Mali

Acteurs, normes et mécanismes non-étatiques

Les acteurs non étatiques jouent un rôle clé dans l’environnement sécuritaire malien. En effet ils peuvent agir tantôt comme parties au conflit, tantôt comme catalyseurs dans les processus de résolution de la crise malienne.

Familles fondatrices et alliés

Les familles jouent un rôle important dans la stratification sociale du Mali. C’est en effet à travers les familles que la répartition sociale des rôles respectivement attribués aux chefs, aux guerriers, ou aux responsables religieux s’ef  fectue le plus souvent. L’appartenance familiale d’un individu permet en outre souvent de situer celui-ci au sein de la communauté et de lui y attribuer un rôle. Par ailleurs, les familles sont fréquemment investies dans la gestion des conflits dans une zone donnée. Les familles ayant une autorité et une voix prépondérantes varient en fonction des régions.

Au Centre du Mali, les conseils des familles dirigeantes sont constitués des représentants des légitimités traditionnelles, coutumières et religieuses ainsi que des représentants des familles de pasteurs dans le Delta central du Niger et les zones exondées du Séno, du Haire, du Gandamia et du Gourma central.

Les Conseils des familles dirigeantes du Macina et des zones exondées sont issus de l’héritage et du système de la Dina du Macina du XIXème siècle. La Dina du Macina avait mis en place en 1821 une Grande assemblée (ou Batu Mawdo) ainsi qu’un code de gestion des ressources naturelles dit « Code de la Dina ». Les leydi (entités socio-écologiques) du Delta central du Niger sont depuis organisées autour de trente-trois aires agro-sylvo-pastorales de la région de Mopti- dans lesquelles s’insère une organisation institutionnelle, coutumière et religieuse spécifique. Cette structuration tripartite est l’une des caractéristiques sociologiques importante dans le Delta central du Niger.

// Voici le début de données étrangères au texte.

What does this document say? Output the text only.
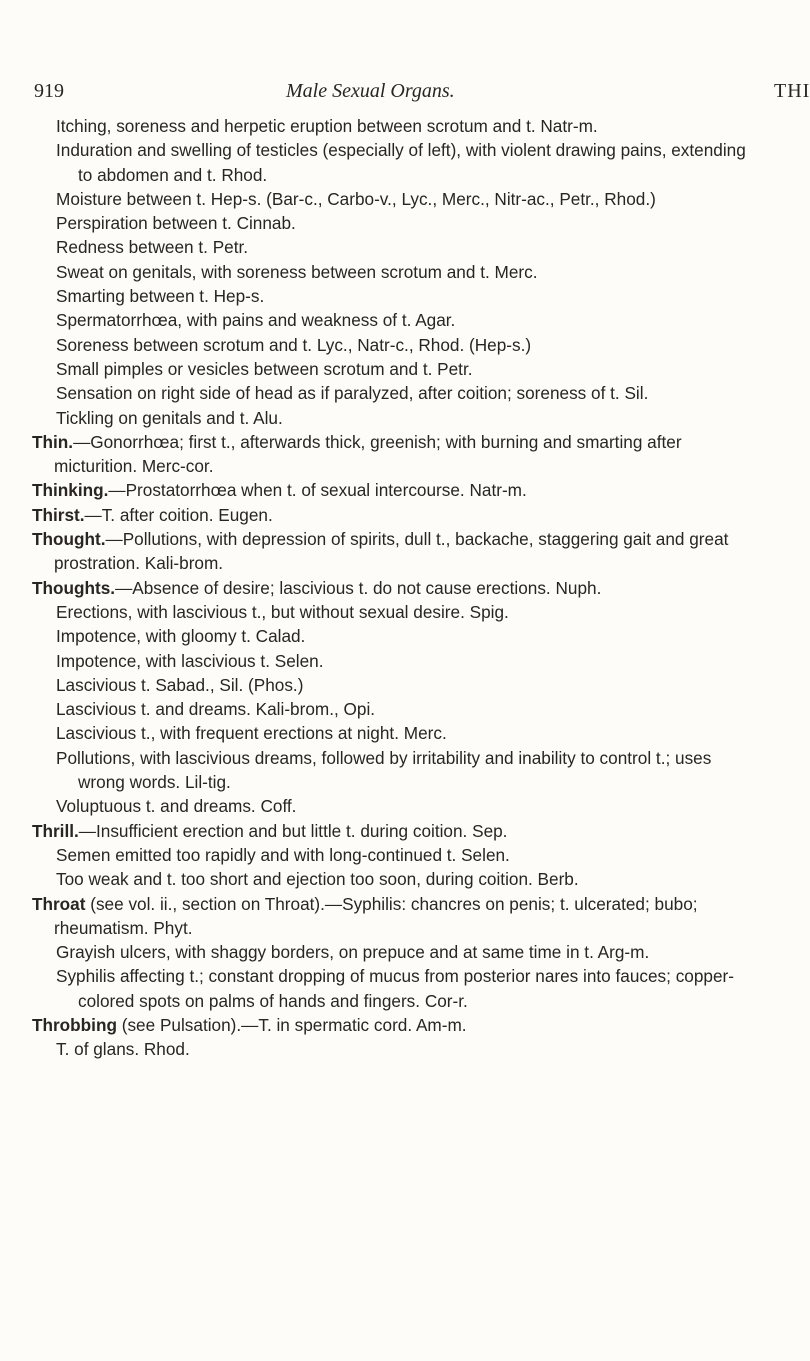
919	Male Sexual Organs.	THI
Itching, soreness and herpetic eruption between scrotum and t. Natr-m.
Induration and swelling of testicles (especially of left), with violent drawing pains, extending to abdomen and t. Rhod.
Moisture between t. Hep-s. (Bar-c., Carbo-v., Lyc., Merc., Nitr-ac., Petr., Rhod.)
Perspiration between t. Cinnab.
Redness between t. Petr.
Sweat on genitals, with soreness between scrotum and t. Merc.
Smarting between t. Hep-s.
Spermatorrhœa, with pains and weakness of t. Agar.
Soreness between scrotum and t. Lyc., Natr-c., Rhod. (Hep-s.)
Small pimples or vesicles between scrotum and t. Petr.
Sensation on right side of head as if paralyzed, after coition; soreness of t. Sil.
Tickling on genitals and t. Alu.
Thin.—Gonorrhœa; first t., afterwards thick, greenish; with burning and smarting after micturition. Merc-cor.
Thinking.—Prostatorrhœa when t. of sexual intercourse. Natr-m.
Thirst.—T. after coition. Eugen.
Thought.—Pollutions, with depression of spirits, dull t., backache, staggering gait and great prostration. Kali-brom.
Thoughts.—Absence of desire; lascivious t. do not cause erections. Nuph.
Erections, with lascivious t., but without sexual desire. Spig.
Impotence, with gloomy t. Calad.
Impotence, with lascivious t. Selen.
Lascivious t. Sabad., Sil. (Phos.)
Lascivious t. and dreams. Kali-brom., Opi.
Lascivious t., with frequent erections at night. Merc.
Pollutions, with lascivious dreams, followed by irritability and inability to control t.; uses wrong words. Lil-tig.
Voluptuous t. and dreams. Coff.
Thrill.—Insufficient erection and but little t. during coition. Sep.
Semen emitted too rapidly and with long-continued t. Selen.
Too weak and t. too short and ejection too soon, during coition. Berb.
Throat (see vol. ii., section on Throat).—Syphilis: chancres on penis; t. ulcerated; bubo; rheumatism. Phyt.
Grayish ulcers, with shaggy borders, on prepuce and at same time in t. Arg-m.
Syphilis affecting t.; constant dropping of mucus from posterior nares into fauces; copper-colored spots on palms of hands and fingers. Cor-r.
Throbbing (see Pulsation).—T. in spermatic cord. Am-m.
T. of glans. Rhod.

L’État n’ayant pas su instaurer de présence véritable dans plusieurs régions du pays, des mécanismes de justice et de résolution des conflits se sont imposés durablement.

Cependant, depuis plusieurs années – et cela bien avant la crise multidimensionnelle de 2012, les légitimités locales qui activent ces mécanismes subissent des mutations, en rapport avec l’affaiblissement de leurs autorités au niveau familial, social et communautaire.

Les chefs traditionnels, coutumiers et religieux investis dans les processus
de règlement des conflits dans le Centre du Mali

Les mécanismes de justice et de résolution des conflits non étatiques ont survécu à la période coloniale et post-coloniale et se sont imposés durablement au Mali. A l’inverse, les mécanismes de justice étatique sont souvent dénoncés en raison de leurs nombreuses faiblesses : la complexité et la lenteur de la procédure judiciaire de résolution des conflits, une justice aux plus offrants, la méconnaissance des textes juridiques étatiques, la manipulation des plaignants parfois illettrés. Il apparaît aussi très compliqué pour les populations, notamment dans les espaces périphériques, d’accéder à la justice étatique en raison de la présence et des menaces proférées par des groupes armés islamistes radicaux dans les villages sous leur contrôle (qui jouent eux-mêmes un rôle croissant dans l’administration de la justice à l’échelle locale).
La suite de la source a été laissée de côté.